In questo lavoro Merz ricorre nuovamente ai giornali come medium, impilandoli a esprimere l’idea della trasmissione di informazioni. Realizzato in occasione della XVII Triennale di Milano, Sentiero per qui è composto da un igloo in metallo, pietra e vetro intersecato da un lungo “sentiero” di giornali costituito da pacchi del quotidiano “Corriere della Sera”. I giornali diventano un’altra manifestazione dell’idea di progressione, qui rafforzata da una sequenza di Fibonacci che corre dal numero 1 al 233 lungo tutta la fila. Una proliferazione che si esprime attraverso un materiale legato alla società industriale per formare «un vero e proprio paesaggio moderno».

Senza titolo, 1991

La pietra è un altro elemento naturale che ricorre negli igloo creati durante gli anni ’90. In questo caso, Merz realizza l’opera disponendo delle lastre di pietra in verticale e in orizzontale costruendo una forma che richiama il concetto di casa e di rifugio attraverso l’uso di un materiale tradizionalmente impiegato per le abitazioni.

Senza titolo, 1994

In questo lavoro l’artista ha disposto una sopra l’altra delle lastre squadrate di marmo bianco, lasciando solo alcune zone vuote, trasmettendo un senso di instabilità. Elemento di raccordo fra tutti gli elementi è una serie di numeri di Fibonacci che attraversa per il lungo la semisfera, richiamando l’idea delle coordinate del globo terrestre.

Luoghi senza strada, 1994

Merz riprende l’espressione poetica “Luoghi senza strada” trasponendola in una scrittura in corsivo di neon blu sulla metà dell’igloo ricoperto di lastre nere di ardesia e granito. Il visitatore si trova così a muoversi lungo la circonferenza dell’opera per leggere la scritta, rendendo fisica un’azione mentale.

Le case girano intorno a noi o noi giriamo intorno alle case?, 1994

Questo igloo in metallo e vetro poggia precariamente sopra lastre di pietra rettangolari poste a terra a formare un cerchio. Su ognuna delle lastre sono adagiate parole al neon rosso che vanno a comporre l’interrogativo “Le case girano intorno a noi o noi giriamo intorno alle case?”, una domanda che ricorre nella poetica dell’artista. All’interno della struttura è racchiuso un secondo igloo di pietre di diverse tipologie appoggiate a terra o sostenute da morsetti nella parte superiore dell’opera.

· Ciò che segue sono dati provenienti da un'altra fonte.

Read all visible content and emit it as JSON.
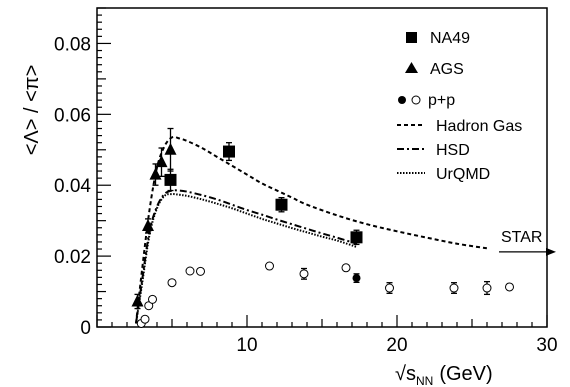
{
  "chart_data": {
    "type": "scatter",
    "xlabel": "√s_NN (GeV)",
    "xlabel_parts": {
      "root_symbol": "√",
      "base": "s",
      "subscript": "NN",
      "unit": "(GeV)"
    },
    "ylabel": "<Λ> / <π>",
    "xlim": [
      0,
      30
    ],
    "ylim": [
      0,
      0.09
    ],
    "x_ticks": [
      10,
      20,
      30
    ],
    "x_tick_labels": [
      "10",
      "20",
      "30"
    ],
    "y_ticks": [
      0,
      0.02,
      0.04,
      0.06,
      0.08
    ],
    "y_tick_labels": [
      "0",
      "0.02",
      "0.04",
      "0.06",
      "0.08"
    ],
    "grid": false,
    "legend_position": "top-right",
    "legend": {
      "markers": [
        {
          "label": "NA49",
          "symbol": "square"
        },
        {
          "label": "AGS",
          "symbol": "triangle"
        },
        {
          "label": "p+p",
          "symbol": "circle-filled-open"
        }
      ],
      "curves": [
        {
          "label": "Hadron Gas",
          "style": "dashed"
        },
        {
          "label": "HSD",
          "style": "dash-dot"
        },
        {
          "label": "UrQMD",
          "style": "dotted"
        }
      ]
    },
    "series": [
      {
        "name": "NA49",
        "marker": "square",
        "x": [
          4.9,
          8.8,
          12.3,
          17.3
        ],
        "y": [
          0.0415,
          0.0495,
          0.0345,
          0.0253
        ],
        "yerr": [
          0.003,
          0.0025,
          0.002,
          0.002
        ]
      },
      {
        "name": "AGS",
        "marker": "triangle",
        "x": [
          2.7,
          3.4,
          3.9,
          4.3,
          4.9
        ],
        "y": [
          0.0072,
          0.0285,
          0.043,
          0.0465,
          0.05
        ],
        "yerr": [
          0.002,
          0.002,
          0.003,
          0.004,
          0.006
        ]
      },
      {
        "name": "p+p (filled)",
        "marker": "circle-filled",
        "x": [
          17.3
        ],
        "y": [
          0.0138
        ],
        "yerr": [
          0.0012
        ]
      },
      {
        "name": "p+p (open)",
        "marker": "circle-open",
        "x": [
          2.95,
          3.2,
          3.45,
          3.7,
          5.0,
          6.2,
          6.9,
          11.5,
          13.8,
          16.6,
          19.5,
          23.8,
          26.0,
          27.5
        ],
        "y": [
          0.001,
          0.0022,
          0.006,
          0.0078,
          0.0125,
          0.0158,
          0.0157,
          0.0172,
          0.015,
          0.0167,
          0.011,
          0.011,
          0.011,
          0.0113
        ],
        "yerr": [
          0,
          0,
          0,
          0,
          0,
          0,
          0,
          0,
          0.0015,
          0,
          0.0015,
          0.0015,
          0.0018,
          0
        ]
      }
    ],
    "curves": [
      {
        "name": "Hadron Gas",
        "style": "dashed",
        "x": [
          2.6,
          3.0,
          3.5,
          4.0,
          4.5,
          5.0,
          5.5,
          6.0,
          7.0,
          8.0,
          9.0,
          10.0,
          11.0,
          12.0,
          13.0,
          14.0,
          16.0,
          18.0,
          20.0,
          22.0,
          24.0,
          26.0
        ],
        "y": [
          0.001,
          0.016,
          0.033,
          0.045,
          0.051,
          0.0535,
          0.0532,
          0.0525,
          0.0505,
          0.048,
          0.0455,
          0.043,
          0.0405,
          0.0385,
          0.0365,
          0.0345,
          0.0315,
          0.029,
          0.027,
          0.0252,
          0.0235,
          0.0222
        ]
      },
      {
        "name": "HSD",
        "style": "dash-dot",
        "x": [
          2.6,
          3.0,
          3.5,
          4.0,
          4.5,
          5.0,
          5.5,
          6.0,
          7.0,
          8.0,
          9.0,
          10.0,
          11.0,
          12.0,
          13.0,
          14.0,
          15.0,
          16.0,
          17.3
        ],
        "y": [
          0.001,
          0.013,
          0.027,
          0.034,
          0.0375,
          0.0385,
          0.0385,
          0.0382,
          0.0372,
          0.036,
          0.0345,
          0.033,
          0.0317,
          0.0303,
          0.029,
          0.0277,
          0.0264,
          0.0252,
          0.0235
        ]
      },
      {
        "name": "UrQMD",
        "style": "dotted",
        "x": [
          2.6,
          3.0,
          3.5,
          4.0,
          4.5,
          5.0,
          5.5,
          6.0,
          7.0,
          8.0,
          9.0,
          10.0,
          11.0,
          12.0,
          13.0,
          14.0,
          15.0,
          16.0,
          17.3
        ],
        "y": [
          0.001,
          0.012,
          0.026,
          0.0335,
          0.037,
          0.0375,
          0.0373,
          0.037,
          0.036,
          0.0348,
          0.0335,
          0.032,
          0.0305,
          0.0292,
          0.0279,
          0.0267,
          0.0255,
          0.0244,
          0.0226
        ]
      }
    ],
    "annotations": [
      {
        "text": "STAR",
        "arrow": "right",
        "x": 27.2,
        "y": 0.0212
      }
    ]
  }
}
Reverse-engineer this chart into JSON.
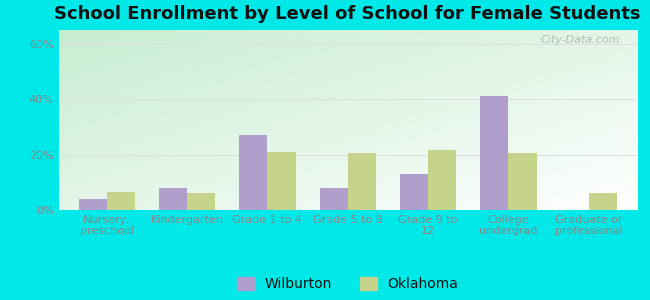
{
  "title": "School Enrollment by Level of School for Female Students",
  "categories": [
    "Nursery,\npreschool",
    "Kindergarten",
    "Grade 1 to 4",
    "Grade 5 to 8",
    "Grade 9 to\n12",
    "College\nundergrad",
    "Graduate or\nprofessional"
  ],
  "wilburton": [
    4,
    8,
    27,
    8,
    13,
    41,
    0
  ],
  "oklahoma": [
    6.5,
    6,
    21,
    20.5,
    21.5,
    20.5,
    6
  ],
  "wilburton_color": "#b09fcc",
  "oklahoma_color": "#c5d48a",
  "background_outer": "#00e8e8",
  "ylim": [
    0,
    65
  ],
  "yticks": [
    0,
    20,
    40,
    60
  ],
  "ytick_labels": [
    "0%",
    "20%",
    "40%",
    "60%"
  ],
  "bar_width": 0.35,
  "legend_labels": [
    "Wilburton",
    "Oklahoma"
  ],
  "title_fontsize": 13,
  "tick_fontsize": 8,
  "legend_fontsize": 10,
  "grid_color": "#dddddd",
  "tick_color": "#888888",
  "watermark": "City-Data.com"
}
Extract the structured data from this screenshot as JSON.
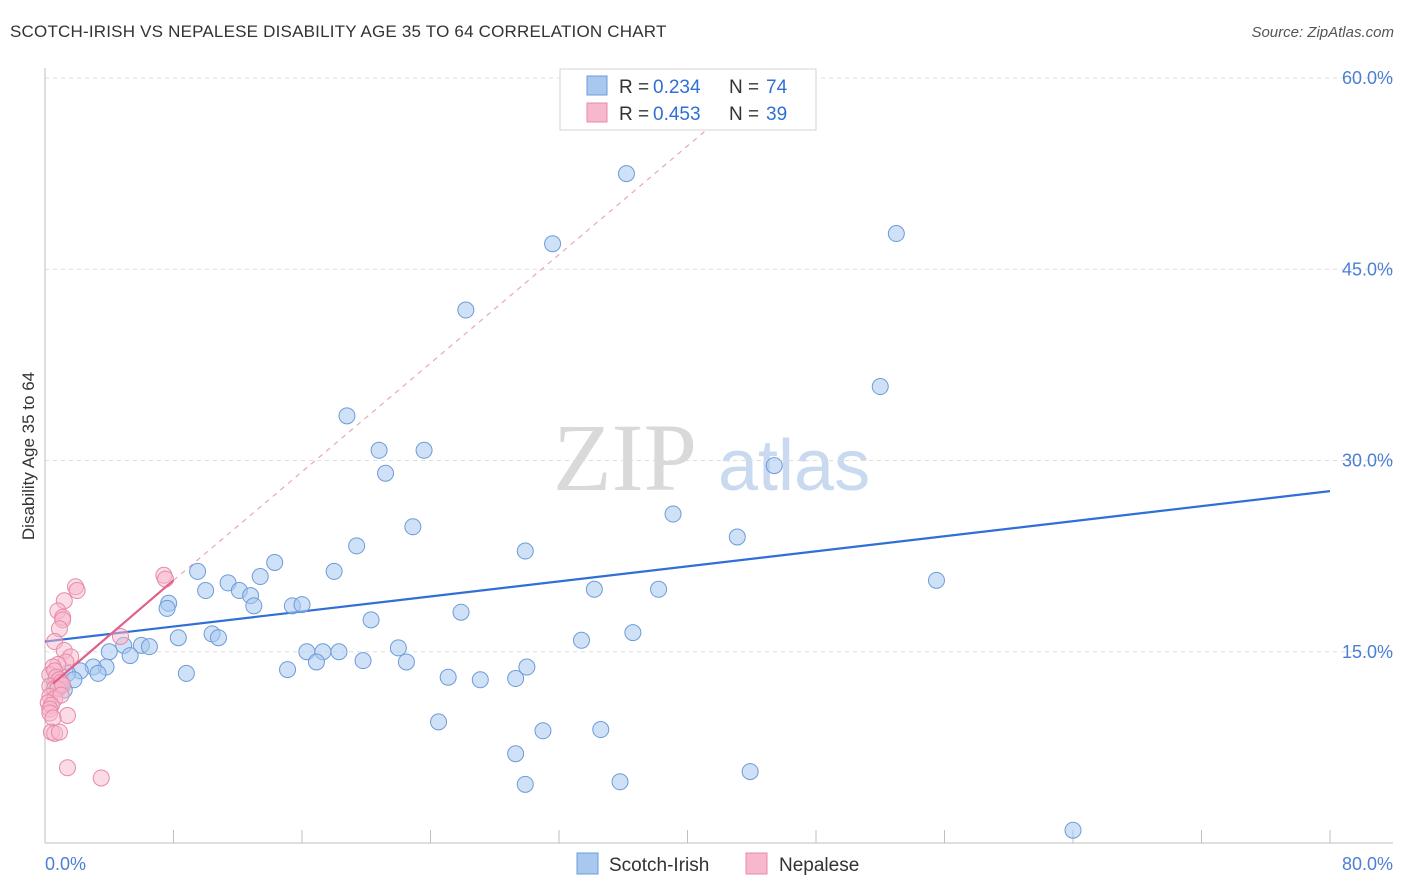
{
  "title": "SCOTCH-IRISH VS NEPALESE DISABILITY AGE 35 TO 64 CORRELATION CHART",
  "source": "Source: ZipAtlas.com",
  "watermark": {
    "zip": "ZIP",
    "atlas": "atlas"
  },
  "colors": {
    "blue_fill": "#a8c8f0",
    "blue_stroke": "#6d9bd8",
    "blue_line": "#2f6fd6",
    "pink_fill": "#f7b8cc",
    "pink_stroke": "#e68aa8",
    "pink_line": "#e0608c",
    "tick_text": "#4a7fd4",
    "grid": "#dddddd"
  },
  "chart_data": {
    "type": "scatter",
    "title": "SCOTCH-IRISH VS NEPALESE DISABILITY AGE 35 TO 64 CORRELATION CHART",
    "xlabel": "",
    "ylabel": "Disability Age 35 to 64",
    "xlim": [
      0,
      80
    ],
    "ylim": [
      0,
      63
    ],
    "x_tick_labels": [
      {
        "value": 0,
        "label": "0.0%"
      },
      {
        "value": 80,
        "label": "80.0%"
      }
    ],
    "y_ticks": [
      {
        "value": 15,
        "label": "15.0%"
      },
      {
        "value": 30,
        "label": "30.0%"
      },
      {
        "value": 45,
        "label": "45.0%"
      },
      {
        "value": 60,
        "label": "60.0%"
      }
    ],
    "grid": true,
    "legend": {
      "position": "top-center",
      "entries": [
        {
          "series": "Scotch-Irish",
          "r_label": "R =",
          "r_value": "0.234",
          "n_label": "N =",
          "n_value": "74"
        },
        {
          "series": "Nepalese",
          "r_label": "R =",
          "r_value": "0.453",
          "n_label": "N =",
          "n_value": "39"
        }
      ]
    },
    "bottom_legend": [
      "Scotch-Irish",
      "Nepalese"
    ],
    "series": [
      {
        "name": "Scotch-Irish",
        "color": "#a8c8f0",
        "trend": {
          "x": [
            0,
            80
          ],
          "y": [
            15.8,
            27.6
          ],
          "style": "solid"
        },
        "points": [
          [
            36.2,
            52.5
          ],
          [
            31.6,
            47.0
          ],
          [
            26.2,
            41.8
          ],
          [
            53.0,
            47.8
          ],
          [
            52.0,
            35.8
          ],
          [
            18.8,
            33.5
          ],
          [
            20.8,
            30.8
          ],
          [
            23.6,
            30.8
          ],
          [
            21.2,
            29.0
          ],
          [
            45.4,
            29.6
          ],
          [
            22.9,
            24.8
          ],
          [
            39.1,
            25.8
          ],
          [
            43.1,
            24.0
          ],
          [
            19.4,
            23.3
          ],
          [
            29.9,
            22.9
          ],
          [
            14.3,
            22.0
          ],
          [
            9.5,
            21.3
          ],
          [
            11.4,
            20.4
          ],
          [
            13.4,
            20.9
          ],
          [
            18.0,
            21.3
          ],
          [
            55.5,
            20.6
          ],
          [
            10.0,
            19.8
          ],
          [
            12.1,
            19.8
          ],
          [
            12.8,
            19.4
          ],
          [
            34.2,
            19.9
          ],
          [
            38.2,
            19.9
          ],
          [
            7.7,
            18.8
          ],
          [
            7.6,
            18.4
          ],
          [
            13.0,
            18.6
          ],
          [
            15.4,
            18.6
          ],
          [
            16.0,
            18.7
          ],
          [
            20.3,
            17.5
          ],
          [
            25.9,
            18.1
          ],
          [
            8.3,
            16.1
          ],
          [
            10.4,
            16.4
          ],
          [
            10.8,
            16.1
          ],
          [
            33.4,
            15.9
          ],
          [
            36.6,
            16.5
          ],
          [
            4.9,
            15.5
          ],
          [
            6.0,
            15.5
          ],
          [
            6.5,
            15.4
          ],
          [
            4.0,
            15.0
          ],
          [
            16.3,
            15.0
          ],
          [
            17.3,
            15.0
          ],
          [
            18.3,
            15.0
          ],
          [
            22.0,
            15.3
          ],
          [
            5.3,
            14.7
          ],
          [
            3.8,
            13.8
          ],
          [
            3.0,
            13.8
          ],
          [
            2.2,
            13.5
          ],
          [
            3.3,
            13.3
          ],
          [
            8.8,
            13.3
          ],
          [
            15.1,
            13.6
          ],
          [
            16.9,
            14.2
          ],
          [
            19.8,
            14.3
          ],
          [
            22.5,
            14.2
          ],
          [
            30.0,
            13.8
          ],
          [
            1.4,
            13.3
          ],
          [
            1.8,
            12.8
          ],
          [
            25.1,
            13.0
          ],
          [
            27.1,
            12.8
          ],
          [
            29.3,
            12.9
          ],
          [
            1.0,
            12.4
          ],
          [
            0.6,
            12.6
          ],
          [
            0.8,
            12.2
          ],
          [
            1.2,
            12.0
          ],
          [
            24.5,
            9.5
          ],
          [
            31.0,
            8.8
          ],
          [
            34.6,
            8.9
          ],
          [
            29.3,
            7.0
          ],
          [
            43.9,
            5.6
          ],
          [
            29.9,
            4.6
          ],
          [
            35.8,
            4.8
          ],
          [
            64.0,
            1.0
          ]
        ]
      },
      {
        "name": "Nepalese",
        "color": "#f7b8cc",
        "trend": {
          "x": [
            0.5,
            8
          ],
          "y": [
            12.5,
            20.6
          ],
          "style": "solid"
        },
        "trend_extended": {
          "x": [
            8,
            42
          ],
          "y": [
            20.6,
            56.8
          ],
          "style": "dashed"
        },
        "points": [
          [
            7.4,
            21.0
          ],
          [
            7.5,
            20.7
          ],
          [
            1.9,
            20.1
          ],
          [
            2.0,
            19.8
          ],
          [
            1.2,
            19.0
          ],
          [
            0.8,
            18.2
          ],
          [
            1.1,
            17.7
          ],
          [
            1.1,
            17.5
          ],
          [
            0.9,
            16.8
          ],
          [
            0.6,
            15.8
          ],
          [
            4.7,
            16.2
          ],
          [
            1.2,
            15.1
          ],
          [
            1.6,
            14.6
          ],
          [
            1.3,
            14.2
          ],
          [
            0.8,
            14.0
          ],
          [
            0.5,
            13.8
          ],
          [
            0.3,
            13.2
          ],
          [
            0.6,
            13.5
          ],
          [
            0.7,
            13.0
          ],
          [
            0.9,
            12.8
          ],
          [
            1.0,
            12.6
          ],
          [
            0.3,
            12.3
          ],
          [
            0.6,
            12.1
          ],
          [
            0.8,
            12.1
          ],
          [
            1.1,
            12.4
          ],
          [
            0.3,
            11.5
          ],
          [
            0.6,
            11.3
          ],
          [
            1.0,
            11.6
          ],
          [
            0.2,
            11.0
          ],
          [
            0.4,
            10.8
          ],
          [
            0.3,
            10.5
          ],
          [
            0.3,
            10.2
          ],
          [
            1.4,
            10.0
          ],
          [
            0.5,
            9.8
          ],
          [
            0.4,
            8.7
          ],
          [
            0.6,
            8.6
          ],
          [
            0.9,
            8.7
          ],
          [
            1.4,
            5.9
          ],
          [
            3.5,
            5.1
          ]
        ]
      }
    ]
  }
}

Senza titolo (doppio igloo di Porto), 1998

Gli animali sono un tema ricorrente della poetica di Merz ed entrano a far parte anche del vocabolario degli igloo. Il loro simbolismo evoca una dimensione arcaica e primitiva. Per Senza titolo (doppio igloo di Porto), realizzato in occasione della mostra personale alla Fundação de Serralves di Porto nel 1999, l’artista crea un’opera per il parco del museo. L’igloo richiama in modo diretto l’ambiente naturale sia attraverso l’impiego delle fascine disposte verticalmente sull’igloo interno, sia attraverso la presenza maestosa di un cervo impagliato sulla sommità della struttura, sul cui fianco è attaccato un numero di Fibonacci di neon – 10946 – che esalta la potenza espressiva dell’installazione.